A few thoughts and responses:

There are many cases in the linter...

Can you give some examples? Everything I write below is in the abstract, but I'm not actually sure what we're talking about in practice.

For a 4 elements, .contains is still usually the fastest, but sometimes .binary_search is faster.

I didn't draw this conclusion from your bench results above. It looks more like that .binary_search is never faster. Vec::contains or HashSet::contains is always the winner for any sized collection. Did you have some other findings beyond the perf table above which found .binary_search to be better in some circumstances?

CompactStr does not seem to be zero cost. It may improve memory usage, but there does seem to be a negative runtime impact that ranges from negligible to considerable.

Yes. The advantage of CompactStr is that it stores small strings inline so:

  1. less memory usage
  2. less allocations
  3. no further memory read required to read the string, as the string data is right there in the CompactStr.

Less allocations is probably the most significant of these advantages.

But the downside is that every time you read a CompactStr, CompactStr::as_str has to check "is this string stored inline or not?" That involves more instructions. CompactStr::as_str at least manages to make that check branchless by clever use of "conditional move" instructions. But it's still not so cheap.

So whether CompactStr is overall a benefit or not depends very much on the specific use case.

Personally, I think it's ideal to avoid CompactStr as much as possible if the strings are already in AST. In that case, Atom (which is just a wrapper around &str at present) does not use any more memory, and does not cause allocations. So it has most of the advantages of CompactStr, without the downsides.

Atom, however, has it's own downside in terms of ergonomics. It has a lifetime Atom<'a>, so it's less simple to use than the lifetime-less CompactStr.

some sort of hybrid data structure that automatically reallocates/reorganizes as the size of the array grows

This is an attractive idea, and in some cases may be a good choice. However, be aware that this structure would have its own downsides:

  1. Every .contains call has to check "am I stored as a Vec or a HashSet?". This is similar to the overhead of CompactStr discussed above. That'll be quite an unpredictable branch (and unpredictable branches are quite costly).
  2. If it's a Vec initially, but grows and needs to convert itself to a HashSet, that conversion is not so cheap either. It would be less costly if it was just a HashSet from the start.

So it may be that rather than having a "one size fit all" solution, we're better off using a heuristic in each use case (how big is this thing usually?) and choosing Vec or HashSet for that use case accordingly.

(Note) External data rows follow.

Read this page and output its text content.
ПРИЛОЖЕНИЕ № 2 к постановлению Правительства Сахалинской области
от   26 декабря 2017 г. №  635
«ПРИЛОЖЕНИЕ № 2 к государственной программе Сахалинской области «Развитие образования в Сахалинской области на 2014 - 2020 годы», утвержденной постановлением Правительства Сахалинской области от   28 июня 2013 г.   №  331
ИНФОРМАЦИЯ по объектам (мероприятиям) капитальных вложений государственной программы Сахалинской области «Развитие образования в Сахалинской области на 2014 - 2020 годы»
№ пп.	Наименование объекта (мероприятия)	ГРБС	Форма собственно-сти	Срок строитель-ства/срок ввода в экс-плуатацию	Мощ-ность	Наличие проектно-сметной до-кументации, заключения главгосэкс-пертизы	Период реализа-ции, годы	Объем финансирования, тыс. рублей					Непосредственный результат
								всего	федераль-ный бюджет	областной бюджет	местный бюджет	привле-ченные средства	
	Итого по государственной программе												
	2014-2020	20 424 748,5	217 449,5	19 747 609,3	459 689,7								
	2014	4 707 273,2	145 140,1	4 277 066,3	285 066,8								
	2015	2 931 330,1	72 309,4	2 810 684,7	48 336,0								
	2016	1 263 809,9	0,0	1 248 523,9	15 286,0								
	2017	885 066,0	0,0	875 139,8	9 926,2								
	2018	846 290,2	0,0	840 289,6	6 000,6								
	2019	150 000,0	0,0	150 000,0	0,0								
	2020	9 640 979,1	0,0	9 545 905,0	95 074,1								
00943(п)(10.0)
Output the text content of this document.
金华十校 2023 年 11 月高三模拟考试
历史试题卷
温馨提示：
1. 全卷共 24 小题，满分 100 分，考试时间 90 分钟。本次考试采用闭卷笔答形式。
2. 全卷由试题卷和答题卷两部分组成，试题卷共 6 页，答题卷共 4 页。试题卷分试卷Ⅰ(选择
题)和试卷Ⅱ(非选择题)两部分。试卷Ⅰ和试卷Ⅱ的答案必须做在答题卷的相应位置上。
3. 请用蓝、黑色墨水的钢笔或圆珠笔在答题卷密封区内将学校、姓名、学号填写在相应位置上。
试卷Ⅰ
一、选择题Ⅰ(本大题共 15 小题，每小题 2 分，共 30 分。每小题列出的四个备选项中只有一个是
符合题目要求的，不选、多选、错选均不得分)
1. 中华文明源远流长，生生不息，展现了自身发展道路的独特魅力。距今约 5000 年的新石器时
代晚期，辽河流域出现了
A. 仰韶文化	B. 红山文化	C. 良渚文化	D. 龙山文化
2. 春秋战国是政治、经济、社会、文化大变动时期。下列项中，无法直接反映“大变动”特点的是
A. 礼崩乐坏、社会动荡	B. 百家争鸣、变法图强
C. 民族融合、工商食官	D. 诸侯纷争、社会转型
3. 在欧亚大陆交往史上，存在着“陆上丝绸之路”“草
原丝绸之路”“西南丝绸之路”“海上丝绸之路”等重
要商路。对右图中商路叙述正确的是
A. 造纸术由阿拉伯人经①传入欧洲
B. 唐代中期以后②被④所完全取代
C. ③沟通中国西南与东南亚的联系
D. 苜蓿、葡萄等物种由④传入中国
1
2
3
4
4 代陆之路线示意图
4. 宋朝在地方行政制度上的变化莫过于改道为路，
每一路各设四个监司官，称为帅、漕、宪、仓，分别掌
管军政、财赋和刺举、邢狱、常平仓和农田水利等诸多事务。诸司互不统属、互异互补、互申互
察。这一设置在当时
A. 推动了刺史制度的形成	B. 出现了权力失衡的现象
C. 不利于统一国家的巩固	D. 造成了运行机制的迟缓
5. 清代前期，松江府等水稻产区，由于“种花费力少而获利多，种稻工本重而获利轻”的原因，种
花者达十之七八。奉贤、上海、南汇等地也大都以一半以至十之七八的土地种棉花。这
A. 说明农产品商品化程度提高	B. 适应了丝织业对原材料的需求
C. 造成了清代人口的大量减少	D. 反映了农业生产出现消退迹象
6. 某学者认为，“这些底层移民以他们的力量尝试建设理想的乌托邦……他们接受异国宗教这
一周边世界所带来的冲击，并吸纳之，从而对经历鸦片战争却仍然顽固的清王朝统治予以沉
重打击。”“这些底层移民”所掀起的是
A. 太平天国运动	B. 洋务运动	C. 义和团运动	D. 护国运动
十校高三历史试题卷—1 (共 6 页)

One other thing to bear in mind is that when a HashSet grows beyond it's capacity, every item in the HashSet has to have its hash recalculated. FxHash is a pretty cheap hash function (only 3 instructions to hash a u32 or u64) but hashing strings is much more costly.

A further consideration is that I think at some point, we'll likely introduce a new Ident type which stores the hash inline, which will make FxHashSet<Ident> much cheaper. But I'm not sure when we'll get to implementing that.

TLDR

Sorry I've written an essay. Your investigations raise some pretty fundamental and complicated questions!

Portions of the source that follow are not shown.